The Delhi High Court on Wednesday had asked Central Electricity Regulatory Commission to consider and decide on the NTPC representation against the regulations that would take effect from April 1.
As per the regulations notified by CERC, there will be changes with regard to tax and calculation of incentives for thermal power plants.
The regulations also require thermal plants to calculate incentives based on plant load factor (PLF) rather than plant availability factor (PAF).

The PAF is the declared capacity or the total generation capacity of the plant, whereas PLF is the actual generation which is based on the demand.

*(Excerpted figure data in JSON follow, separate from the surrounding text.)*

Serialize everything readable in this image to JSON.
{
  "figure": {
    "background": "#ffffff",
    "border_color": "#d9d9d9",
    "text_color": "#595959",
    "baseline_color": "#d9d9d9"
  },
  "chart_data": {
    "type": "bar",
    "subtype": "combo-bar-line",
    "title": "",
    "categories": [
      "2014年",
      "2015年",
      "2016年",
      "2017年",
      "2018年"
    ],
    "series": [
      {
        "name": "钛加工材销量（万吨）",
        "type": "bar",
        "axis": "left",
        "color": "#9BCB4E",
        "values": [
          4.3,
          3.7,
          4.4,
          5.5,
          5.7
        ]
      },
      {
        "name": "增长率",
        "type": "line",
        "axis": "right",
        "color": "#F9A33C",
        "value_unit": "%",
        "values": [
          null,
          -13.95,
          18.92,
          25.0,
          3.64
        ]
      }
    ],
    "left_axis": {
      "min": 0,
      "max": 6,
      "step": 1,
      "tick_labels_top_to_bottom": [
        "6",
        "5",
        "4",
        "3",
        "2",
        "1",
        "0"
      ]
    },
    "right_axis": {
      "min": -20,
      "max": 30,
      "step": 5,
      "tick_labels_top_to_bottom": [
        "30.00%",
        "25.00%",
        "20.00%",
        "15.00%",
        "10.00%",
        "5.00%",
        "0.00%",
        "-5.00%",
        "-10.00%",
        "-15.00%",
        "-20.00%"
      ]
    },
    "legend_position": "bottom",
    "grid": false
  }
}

According to sources, with the new guidelines coming into place from April 1, the company may find it difficult to find lenders in the future as the new regulations may impact the company's financials. They said it will make its presentation to CERC within a week.
NTPC has said that it will suffer a loss of around Rs 7,000 crore if regulations come into effect. The company has also said that it should be incentivised on total generation capacity of its plants.
CERC is expected to submit the report to the Delhi High Court in a month's time.
Query sent to NTPC CMD Arup Roy Choudhury remained unanswered.
“Recent CERC order will have 8-10 per cent downward impact on NTPC's profitability and therefore it is a cause of concern for NTPC,” Debasish Mishra, Senior Director (Consulting) Deloitte said.